Musical 8 features very clear mids and highs with lots of detail and crispness. The vocals have great richness and fullness to them.
Nikolai Foster’s staging of this jukebox musical is lively and engaging, but it never quite gets up to the emotional peaks of the music. Likewise, it never really captures the full range of Carole King’s talents or how she blazed her own path into the industry.
Counting music is important because it reveals the structure of the beats. Virtually all dance music is structured in groups of four beats, with the exception of waltz, which is in sets of six beats. Counting helps you feel the underlying rhythm, which is what makes the beat workable for dancers.
The top number in a time signature denotes how many beats per measure, while the bottom signifies what note gets each beat. Usually, the lower number corresponds to quarter notes (crotchets), although it may also be half notes or even eighth notes in less common signatures.
To start with, practice counting to the lowest possible number of beats in a measure. As you do, gradually add syllables for smaller notes: “ONE-two-three-four-five-six.” This will help you get used to hearing and counting the smaller beats. When you get good at this, you can try adding syllables for even smaller notes and then progressing to the full range of tempos that a musical piece can be played in.
In musical terms, a melody is a group of notes grouped together in such a way as to represent the push and pull of a rhythm. A melody is often accompanied by an accompaniment, such as a lead singer and a band or a piano and guitar.
If a composer wants to write music without a beat hierarchy or regular pulse, he can simply omit the time signature. This is what composers like Olivier Messiaen and Charles Ives did with their works.
However, some composers use time signatures merely to make it easier for musicians to read the music. They might use a shortened version of the standard time signature, such as 4/8, where the bottom number indicates how many quarter notes (crotchets) make up a bar and the top number indicates that the beat is 1/5 of a reference whole note.
Integrity is the capacity to take one’s life seriously. It involves having and pursuing principles that guide one’s actions, and it requires the ability to resist temptation.

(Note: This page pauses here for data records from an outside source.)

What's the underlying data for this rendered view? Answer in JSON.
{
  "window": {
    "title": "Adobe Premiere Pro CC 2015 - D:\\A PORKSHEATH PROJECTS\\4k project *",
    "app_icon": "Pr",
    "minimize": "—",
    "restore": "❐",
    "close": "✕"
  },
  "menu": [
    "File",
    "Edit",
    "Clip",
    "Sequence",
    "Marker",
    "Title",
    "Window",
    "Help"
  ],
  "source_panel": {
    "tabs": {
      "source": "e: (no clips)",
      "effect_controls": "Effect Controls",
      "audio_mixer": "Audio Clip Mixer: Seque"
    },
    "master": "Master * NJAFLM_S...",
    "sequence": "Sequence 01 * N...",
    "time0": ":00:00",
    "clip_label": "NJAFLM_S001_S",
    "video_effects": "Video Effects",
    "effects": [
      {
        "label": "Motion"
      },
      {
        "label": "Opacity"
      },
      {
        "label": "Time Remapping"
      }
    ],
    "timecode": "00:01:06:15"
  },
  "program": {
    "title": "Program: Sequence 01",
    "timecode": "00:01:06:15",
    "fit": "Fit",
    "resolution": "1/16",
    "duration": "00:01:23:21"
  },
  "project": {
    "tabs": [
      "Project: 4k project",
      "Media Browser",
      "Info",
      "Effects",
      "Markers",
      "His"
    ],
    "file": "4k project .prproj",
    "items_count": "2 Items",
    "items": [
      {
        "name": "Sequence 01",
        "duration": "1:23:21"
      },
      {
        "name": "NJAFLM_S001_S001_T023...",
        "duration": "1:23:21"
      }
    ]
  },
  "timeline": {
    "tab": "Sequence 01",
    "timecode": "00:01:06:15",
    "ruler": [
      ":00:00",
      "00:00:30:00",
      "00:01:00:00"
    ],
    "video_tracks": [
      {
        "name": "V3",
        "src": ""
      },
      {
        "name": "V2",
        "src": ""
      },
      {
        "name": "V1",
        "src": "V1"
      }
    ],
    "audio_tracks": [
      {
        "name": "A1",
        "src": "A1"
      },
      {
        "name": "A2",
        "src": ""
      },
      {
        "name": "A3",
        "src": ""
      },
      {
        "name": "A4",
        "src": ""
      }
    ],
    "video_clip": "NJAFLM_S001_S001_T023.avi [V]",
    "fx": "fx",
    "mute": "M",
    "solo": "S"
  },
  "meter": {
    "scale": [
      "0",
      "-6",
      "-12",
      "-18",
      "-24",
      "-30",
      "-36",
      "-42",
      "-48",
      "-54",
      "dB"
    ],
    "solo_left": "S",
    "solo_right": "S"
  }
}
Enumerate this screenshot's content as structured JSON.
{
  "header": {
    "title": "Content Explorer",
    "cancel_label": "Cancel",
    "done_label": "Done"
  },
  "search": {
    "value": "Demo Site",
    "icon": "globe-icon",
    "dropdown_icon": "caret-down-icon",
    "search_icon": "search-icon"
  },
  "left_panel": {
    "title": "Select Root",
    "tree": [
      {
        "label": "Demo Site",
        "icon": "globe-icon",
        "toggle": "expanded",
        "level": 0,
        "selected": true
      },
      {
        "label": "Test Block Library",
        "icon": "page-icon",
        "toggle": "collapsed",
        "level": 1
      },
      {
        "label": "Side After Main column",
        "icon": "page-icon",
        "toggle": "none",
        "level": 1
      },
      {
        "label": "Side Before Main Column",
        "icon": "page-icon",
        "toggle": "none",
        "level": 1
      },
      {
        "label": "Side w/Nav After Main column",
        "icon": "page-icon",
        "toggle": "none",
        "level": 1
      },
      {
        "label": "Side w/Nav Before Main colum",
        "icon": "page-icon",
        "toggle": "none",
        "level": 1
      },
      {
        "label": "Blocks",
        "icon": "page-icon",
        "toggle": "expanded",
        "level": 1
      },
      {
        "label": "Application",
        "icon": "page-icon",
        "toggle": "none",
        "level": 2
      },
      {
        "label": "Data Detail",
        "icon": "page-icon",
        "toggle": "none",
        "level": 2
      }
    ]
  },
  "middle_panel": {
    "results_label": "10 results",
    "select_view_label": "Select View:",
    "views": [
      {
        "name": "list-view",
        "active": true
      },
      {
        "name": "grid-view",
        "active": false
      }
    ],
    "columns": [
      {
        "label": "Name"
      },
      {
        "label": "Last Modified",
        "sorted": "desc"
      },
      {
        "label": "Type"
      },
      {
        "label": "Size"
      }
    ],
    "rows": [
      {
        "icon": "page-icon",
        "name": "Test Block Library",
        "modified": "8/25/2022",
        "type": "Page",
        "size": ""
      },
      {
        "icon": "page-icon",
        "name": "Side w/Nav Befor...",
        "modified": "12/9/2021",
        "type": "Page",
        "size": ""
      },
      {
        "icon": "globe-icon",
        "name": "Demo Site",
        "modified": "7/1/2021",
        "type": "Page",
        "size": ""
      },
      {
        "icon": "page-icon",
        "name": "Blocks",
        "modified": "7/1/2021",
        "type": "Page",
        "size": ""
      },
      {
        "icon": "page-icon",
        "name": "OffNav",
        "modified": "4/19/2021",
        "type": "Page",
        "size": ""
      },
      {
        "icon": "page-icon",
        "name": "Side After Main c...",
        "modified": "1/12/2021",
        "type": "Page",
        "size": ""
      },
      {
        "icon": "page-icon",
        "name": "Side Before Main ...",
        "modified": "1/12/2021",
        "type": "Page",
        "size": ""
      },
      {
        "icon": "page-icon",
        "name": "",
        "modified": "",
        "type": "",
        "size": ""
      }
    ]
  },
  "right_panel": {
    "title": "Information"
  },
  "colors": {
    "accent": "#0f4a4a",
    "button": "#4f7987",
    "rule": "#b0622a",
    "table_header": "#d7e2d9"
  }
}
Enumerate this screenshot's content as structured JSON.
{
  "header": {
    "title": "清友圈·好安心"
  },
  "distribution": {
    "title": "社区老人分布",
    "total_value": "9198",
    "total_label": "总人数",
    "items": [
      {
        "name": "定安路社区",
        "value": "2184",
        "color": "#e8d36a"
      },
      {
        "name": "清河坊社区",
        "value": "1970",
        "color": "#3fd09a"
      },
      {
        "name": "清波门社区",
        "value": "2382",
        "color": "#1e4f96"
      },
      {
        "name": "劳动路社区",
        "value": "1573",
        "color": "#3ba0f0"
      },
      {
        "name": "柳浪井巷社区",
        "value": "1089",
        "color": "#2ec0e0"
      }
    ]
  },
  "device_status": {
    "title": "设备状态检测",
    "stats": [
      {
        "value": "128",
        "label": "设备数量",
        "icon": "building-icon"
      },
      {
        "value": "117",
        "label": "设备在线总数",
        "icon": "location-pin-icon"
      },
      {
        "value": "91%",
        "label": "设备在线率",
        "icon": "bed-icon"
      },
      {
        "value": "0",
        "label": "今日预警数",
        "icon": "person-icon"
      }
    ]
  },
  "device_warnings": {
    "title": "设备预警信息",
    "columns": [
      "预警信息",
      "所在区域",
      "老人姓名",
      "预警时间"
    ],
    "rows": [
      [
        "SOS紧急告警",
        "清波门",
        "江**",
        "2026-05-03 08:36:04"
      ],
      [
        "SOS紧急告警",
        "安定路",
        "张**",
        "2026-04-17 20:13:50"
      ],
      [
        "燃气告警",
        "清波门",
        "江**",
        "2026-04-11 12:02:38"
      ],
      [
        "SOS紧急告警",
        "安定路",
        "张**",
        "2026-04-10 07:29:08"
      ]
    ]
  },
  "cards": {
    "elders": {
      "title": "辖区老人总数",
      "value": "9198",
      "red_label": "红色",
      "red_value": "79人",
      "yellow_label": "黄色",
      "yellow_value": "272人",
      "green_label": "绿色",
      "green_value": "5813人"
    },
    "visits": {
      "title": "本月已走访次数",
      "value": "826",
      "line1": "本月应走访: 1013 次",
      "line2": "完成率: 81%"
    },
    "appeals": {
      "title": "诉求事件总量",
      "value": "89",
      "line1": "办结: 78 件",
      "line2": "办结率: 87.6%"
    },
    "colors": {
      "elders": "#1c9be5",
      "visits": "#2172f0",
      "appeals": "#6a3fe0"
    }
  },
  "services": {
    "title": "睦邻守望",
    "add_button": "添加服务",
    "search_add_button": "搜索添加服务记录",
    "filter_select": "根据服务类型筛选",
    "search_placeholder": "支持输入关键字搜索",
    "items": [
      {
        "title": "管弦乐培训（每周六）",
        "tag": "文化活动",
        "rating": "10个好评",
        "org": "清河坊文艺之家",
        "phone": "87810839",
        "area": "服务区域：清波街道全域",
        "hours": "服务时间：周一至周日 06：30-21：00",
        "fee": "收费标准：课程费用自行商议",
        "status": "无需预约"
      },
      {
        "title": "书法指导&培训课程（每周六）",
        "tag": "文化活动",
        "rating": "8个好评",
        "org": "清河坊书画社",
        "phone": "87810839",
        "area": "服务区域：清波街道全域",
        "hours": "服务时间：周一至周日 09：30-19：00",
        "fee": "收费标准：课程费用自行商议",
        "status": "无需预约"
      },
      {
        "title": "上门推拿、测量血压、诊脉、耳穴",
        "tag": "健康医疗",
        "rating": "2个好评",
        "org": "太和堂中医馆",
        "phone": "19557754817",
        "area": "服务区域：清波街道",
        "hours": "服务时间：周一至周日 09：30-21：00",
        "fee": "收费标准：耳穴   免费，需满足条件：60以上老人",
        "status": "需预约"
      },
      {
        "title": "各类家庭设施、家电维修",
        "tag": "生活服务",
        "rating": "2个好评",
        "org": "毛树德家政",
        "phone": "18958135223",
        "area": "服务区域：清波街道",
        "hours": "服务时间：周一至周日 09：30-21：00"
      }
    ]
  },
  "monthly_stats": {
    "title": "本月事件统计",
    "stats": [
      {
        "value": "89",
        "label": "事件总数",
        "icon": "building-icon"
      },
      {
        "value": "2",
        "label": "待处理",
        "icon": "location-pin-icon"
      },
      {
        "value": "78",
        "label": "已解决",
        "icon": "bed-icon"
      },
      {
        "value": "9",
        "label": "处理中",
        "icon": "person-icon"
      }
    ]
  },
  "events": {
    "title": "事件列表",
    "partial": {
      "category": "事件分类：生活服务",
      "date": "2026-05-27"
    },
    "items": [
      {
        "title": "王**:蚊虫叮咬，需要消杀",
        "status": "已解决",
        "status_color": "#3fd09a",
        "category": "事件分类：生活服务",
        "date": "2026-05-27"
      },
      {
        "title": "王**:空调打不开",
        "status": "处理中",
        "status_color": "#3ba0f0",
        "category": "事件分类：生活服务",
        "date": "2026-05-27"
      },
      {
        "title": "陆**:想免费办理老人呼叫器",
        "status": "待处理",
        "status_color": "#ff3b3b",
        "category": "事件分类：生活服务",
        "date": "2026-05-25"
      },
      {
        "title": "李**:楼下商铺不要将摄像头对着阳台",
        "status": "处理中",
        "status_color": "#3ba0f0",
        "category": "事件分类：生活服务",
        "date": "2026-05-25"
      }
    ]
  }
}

It is the antithesis of spinelessness, the single-minded pursuit of pleasure, and the ruthless quest for wealth.
A variety of philosophical approaches to integrity have been developed. Some, like Calhoun’s, conceive it as a virtue in terms of people’s deliberation about how to live. Others, such as Halfon, conceive it in more moral terms and argue that integrity depends on people’s willingness to face all relevant moral considerations.
Still other approaches conceive of it as a cluster concept that binds together different overlapping traits of character into one term. This approach allows that people may fail to act with integrity, and it also implies that profound moral failures (like hypocrisy or fanaticism) are independent defeaters of integrity. For example, it would be inappropriate to judge a Nazi as having integrity.